New Report Shows States with Highest Income Tax Rates Economically Outperform States with No Income Tax

For Immediate Release Contact, Jenice R. Robinson, 202.299.1066 x 29 – Caitlin Cook, 304.543.4879

A comparative analysis of economic trends in the nine states that do not levy an income tax and the nine states that levy the highest top income tax rates found that the latter group performed significantly better on more than half a dozen measures of economic well-being, a new report from the Institute on Taxation and Economic Policy shows.

The report Trickle-Down Dries Up, examines 10 years of data on measures such as state economic growth, average income growth and unemployment. The states levying the nation’s highest top income tax rates performed better on each of these measures than states without an income tax. The authors caution that the intent of the study is to evaluate the claim that low or no state income taxes lead to greater economic growth, and readers should not conclude that higher income taxes caused the economic growth seen in higher-tax states. “A host of measures factor into a state economic growth, including taxes,” said Carl Davis, research director at ITEP and lead author of the study. “States need tax revenue to provide good public schools. They need tax dollars to support public health, public safety and infrastructure. All of these things contribute to a good quality of life, a good business climate and economic growth. Slashing personal income taxes is a single-minded solution to a complex challenge.”

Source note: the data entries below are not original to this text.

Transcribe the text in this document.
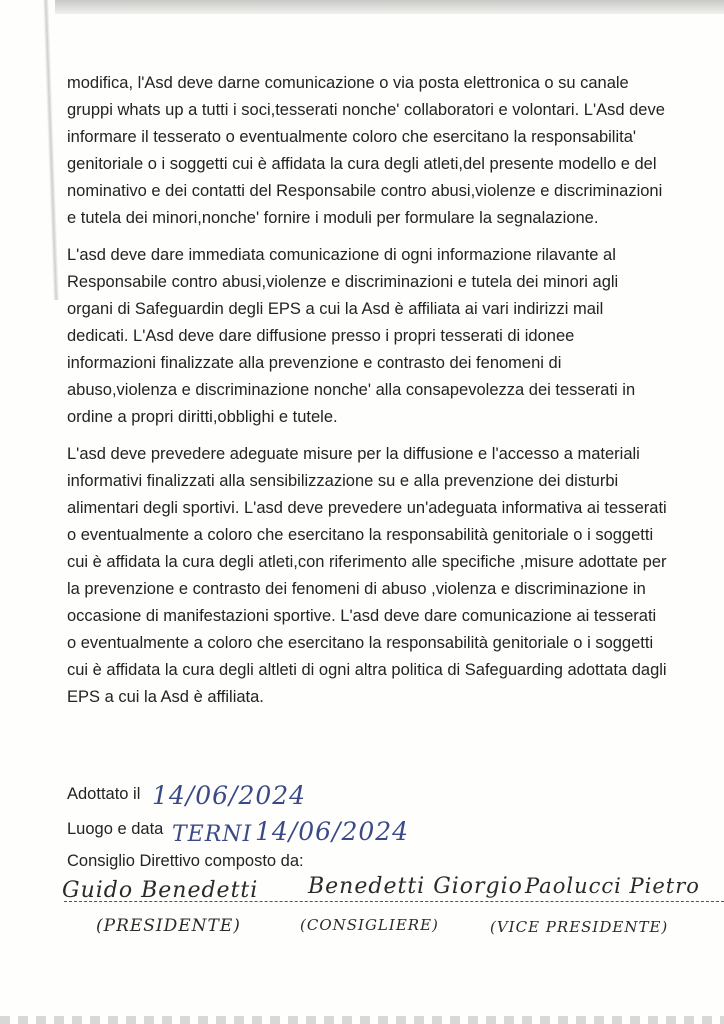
modifica, l'Asd deve darne comunicazione o via posta elettronica o su canale gruppi whats up a tutti i soci,tesserati nonche' collaboratori e volontari. L'Asd deve informare il tesserato o eventualmente coloro che esercitano la responsabilita' genitoriale o i soggetti cui è affidata la cura degli atleti,del presente modello e del nominativo e dei contatti del Responsabile contro abusi,violenze e discriminazioni e tutela dei minori,nonche' fornire i moduli per formulare la segnalazione.

L'asd deve dare immediata comunicazione di ogni informazione rilavante al Responsabile contro abusi,violenze e discriminazioni e tutela dei minori agli organi di Safeguardin degli EPS a cui la Asd è affiliata ai vari indirizzi mail dedicati. L'Asd deve dare diffusione presso i propri tesserati di idonee informazioni finalizzate alla prevenzione e contrasto dei fenomeni di abuso,violenza e discriminazione nonche' alla consapevolezza dei tesserati in ordine a propri diritti,obblighi e tutele.

L'asd deve prevedere adeguate misure per la diffusione e l'accesso a materiali informativi finalizzati alla sensibilizzazione su e alla prevenzione dei disturbi alimentari degli sportivi. L'asd deve prevedere un'adeguata informativa ai tesserati o eventualmente a coloro che esercitano la responsabilità genitoriale o i soggetti cui è affidata la cura degli atleti,con riferimento alle specifiche ,misure adottate per la prevenzione e contrasto dei fenomeni di abuso ,violenza e discriminazione in occasione di manifestazioni sportive. L'asd deve dare comunicazione ai tesserati o eventualmente a coloro che esercitano la responsabilità genitoriale o i soggetti cui è affidata la cura degli altleti di ogni altra politica di Safeguarding adottata dagli EPS a cui la Asd è affiliata.

Adottato il 14/06/2024
Luogo e data TERNI 14/06/2024
Consiglio Direttivo composto da:
Guido Benedetti Benedetti Giorgio Paolucci Pietro
(PRESIDENTE)	(CONSIGLIERE)	(VICE PRESIDENTE)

The analysis is particularly relevant as federal lawmakers consider cutting personal and corporate income tax rates, and have begun looking to the states for lessons on how those cuts might unfold. Some analysts have pointed to the Kansas experiment, wherein state lawmakers drastically cut income taxes, as a cautionary tale. After three rounds of tax changes in 2012, 2013 and 2015, the state’s economy failed to grow as Gov. Sam Brownback and his allies in the state legislature promised, and the state could not raise enough revenue to fully fund basic services such as education.

While Kansas is a particularly dramatic example of drastic tax cuts gone awry, this study offers a broader look at the economic performance of states with starkly different income tax policies. Lawmakers and pundits often claim the economic success in low- and no-income tax states is proof that a deep federal tax cut would unleash significant economic growth, but this study shows that the growth occurring in these states is not particularly remarkable.

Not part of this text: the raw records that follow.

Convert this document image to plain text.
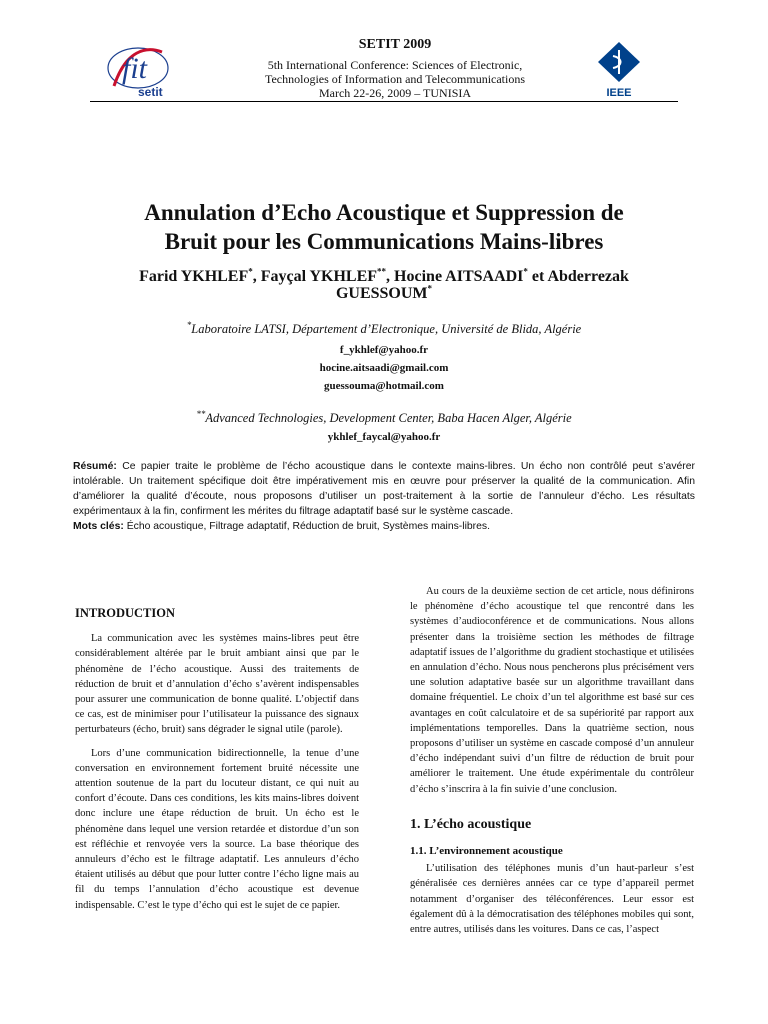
fit
setit	IEEE
SETIT 2009
5th International Conference: Sciences of Electronic,
Technologies of Information and Telecommunications
March 22-26, 2009 – TUNISIA
Annulation d’Echo Acoustique et Suppression de
Bruit pour les Communications Mains-libres
Farid YKHLEF*, Fayçal YKHLEF**, Hocine AITSAADI* et Abderrezak
GUESSOUM*
*Laboratoire LATSI, Département d’Electronique, Université de Blida, Algérie
f_ykhlef@yahoo.fr
hocine.aitsaadi@gmail.com
guessouma@hotmail.com
**Advanced Technologies, Development Center, Baba Hacen Alger, Algérie
ykhlef_faycal@yahoo.fr
Résumé: Ce papier traite le problème de l’écho acoustique dans le contexte mains-libres. Un écho non contrôlé peut s’avérer intolérable. Un traitement spécifique doit être impérativement mis en œuvre pour préserver la qualité de la communication. Afin d’améliorer la qualité d’écoute, nous proposons d’utiliser un post-traitement à la sortie de l’annuleur d’écho. Les résultats expérimentaux à la fin, confirment les mérites du filtrage adaptatif basé sur le système cascade.
Mots clés: Écho acoustique, Filtrage adaptatif, Réduction de bruit, Systèmes mains-libres.

INTRODUCTION

La communication avec les systèmes mains-libres peut être considérablement altérée par le bruit ambiant ainsi que par le phénomène de l’écho acoustique. Aussi des traitements de réduction de bruit et d’annulation d’écho s’avèrent indispensables pour assurer une communication de bonne qualité. L’objectif dans ce cas, est de minimiser pour l’utilisateur la puissance des signaux perturbateurs (écho, bruit) sans dégrader le signal utile (parole).

Lors d’une communication bidirectionnelle, la tenue d’une conversation en environnement fortement bruité nécessite une attention soutenue de la part du locuteur distant, ce qui nuit au confort d’écoute. Dans ces conditions, les kits mains-libres doivent donc inclure une étape réduction de bruit. Un écho est le phénomène dans lequel une version retardée et distordue d’un son est réfléchie et renvoyée vers la source. La base théorique des annuleurs d’écho est le filtrage adaptatif. Les annuleurs d’écho étaient utilisés au début que pour lutter contre l’écho ligne mais au fil du temps l’annulation d’écho acoustique est devenue indispensable. C’est le type d’écho qui est le sujet de ce papier.

Au cours de la deuxième section de cet article, nous définirons le phénomène d’écho acoustique tel que rencontré dans les systèmes d’audioconférence et de communications. Nous allons présenter dans la troisième section les méthodes de filtrage adaptatif issues de l’algorithme du gradient stochastique et utilisées en annulation d’écho. Nous nous pencherons plus précisément vers une solution adaptative basée sur un algorithme travaillant dans domaine fréquentiel. Le choix d’un tel algorithme est basé sur ces avantages en coût calculatoire et de sa supériorité par rapport aux implémentations temporelles. Dans la quatrième section, nous proposons d’utiliser un système en cascade composé d’un annuleur d’écho indépendant suivi d’un filtre de réduction de bruit pour améliorer le traitement. Une étude expérimentale du contrôleur d’écho s’inscrira à la fin suivie d’une conclusion.

1. L’écho acoustique

1.1. L’environnement acoustique

L’utilisation des téléphones munis d’un haut-parleur s’est généralisée ces dernières années car ce type d’appareil permet notamment d’organiser des téléconférences. Leur essor est également dû à la démocratisation des téléphones mobiles qui sont, entre autres, utilisés dans les voitures. Dans ce cas, l’aspect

“This report confirms what our research and other national research has shown by respected, nonpartisan economists — that income tax cuts are not a surefire way to grow a state’s economy,” said Ted Boettner, executive director of the WV Center on Budget and Policy. “While some lawmakers have touted that no-income tax states grow faster, this report highlights that this is faulty logic. We need to fix our state’s upside-down tax code and invest in the things that really promote broad based economic growth, such as colleges, schools, and health care that are paramount to moving our state forward.” It also shows that although the purported economic benefits of forgoing income taxes have not materialized, states without personal income taxes do stand out in a different way: their reliance on regressive sales and excise taxes has resulted in above-average tax rates for low-income families, and lower overall tax rates on the wealthy than any other state in the nation.

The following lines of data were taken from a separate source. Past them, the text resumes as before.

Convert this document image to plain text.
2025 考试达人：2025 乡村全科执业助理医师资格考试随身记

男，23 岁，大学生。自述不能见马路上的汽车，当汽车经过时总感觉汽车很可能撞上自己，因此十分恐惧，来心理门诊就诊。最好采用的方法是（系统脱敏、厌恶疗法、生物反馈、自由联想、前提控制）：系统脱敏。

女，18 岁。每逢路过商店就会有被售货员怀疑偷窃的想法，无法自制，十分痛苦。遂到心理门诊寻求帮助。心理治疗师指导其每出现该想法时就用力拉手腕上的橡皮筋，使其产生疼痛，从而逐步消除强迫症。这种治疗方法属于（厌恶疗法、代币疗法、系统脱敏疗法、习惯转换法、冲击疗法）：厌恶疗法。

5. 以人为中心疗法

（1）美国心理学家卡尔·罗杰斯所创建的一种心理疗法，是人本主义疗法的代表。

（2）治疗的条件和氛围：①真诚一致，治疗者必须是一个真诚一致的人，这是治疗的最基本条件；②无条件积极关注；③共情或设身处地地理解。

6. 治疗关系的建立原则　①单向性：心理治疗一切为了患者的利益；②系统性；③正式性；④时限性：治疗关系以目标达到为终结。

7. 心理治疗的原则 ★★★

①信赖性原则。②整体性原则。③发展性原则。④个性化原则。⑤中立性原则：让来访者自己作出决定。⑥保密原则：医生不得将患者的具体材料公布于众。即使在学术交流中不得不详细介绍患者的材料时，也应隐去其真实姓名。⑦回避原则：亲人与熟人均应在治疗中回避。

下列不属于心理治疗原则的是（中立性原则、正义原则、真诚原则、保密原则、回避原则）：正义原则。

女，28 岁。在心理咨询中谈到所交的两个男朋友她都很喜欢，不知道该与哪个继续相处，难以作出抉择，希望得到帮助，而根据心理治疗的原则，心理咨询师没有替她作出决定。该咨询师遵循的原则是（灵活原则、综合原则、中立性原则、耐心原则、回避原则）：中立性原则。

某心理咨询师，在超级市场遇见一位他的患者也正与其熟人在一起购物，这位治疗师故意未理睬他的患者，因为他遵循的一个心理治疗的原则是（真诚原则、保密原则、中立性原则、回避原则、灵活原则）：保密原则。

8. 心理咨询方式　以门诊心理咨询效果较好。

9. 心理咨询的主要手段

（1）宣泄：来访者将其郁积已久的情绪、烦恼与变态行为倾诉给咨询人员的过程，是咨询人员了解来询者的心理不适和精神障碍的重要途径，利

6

Key findings of the study include:

  • States levying the highest top personal income tax rates are experiencing faster economic growth than states without such taxes, measured both in terms of aggregate GDP and per capita GDP growth.
  • Average incomes are growing more quickly in the states with the highest top tax rates.
  • Residents of states with the highest top income tax rates are more likely to have a job than people living in states lacking income taxes.
  • Rapid population growth in the states without personal income taxes has not resulted in an improvement in economic well-being for the typical resident of those states.
“While proponents of income tax cuts often point to the states without personal income taxes as a model to strive for, these states have actually been less successful in fostering economic growth than states with relatively high income taxes,” Davis said. “The track record of states not levying income taxes suggests that the rhetoric of economy-boosting income tax cuts does not match the reality.”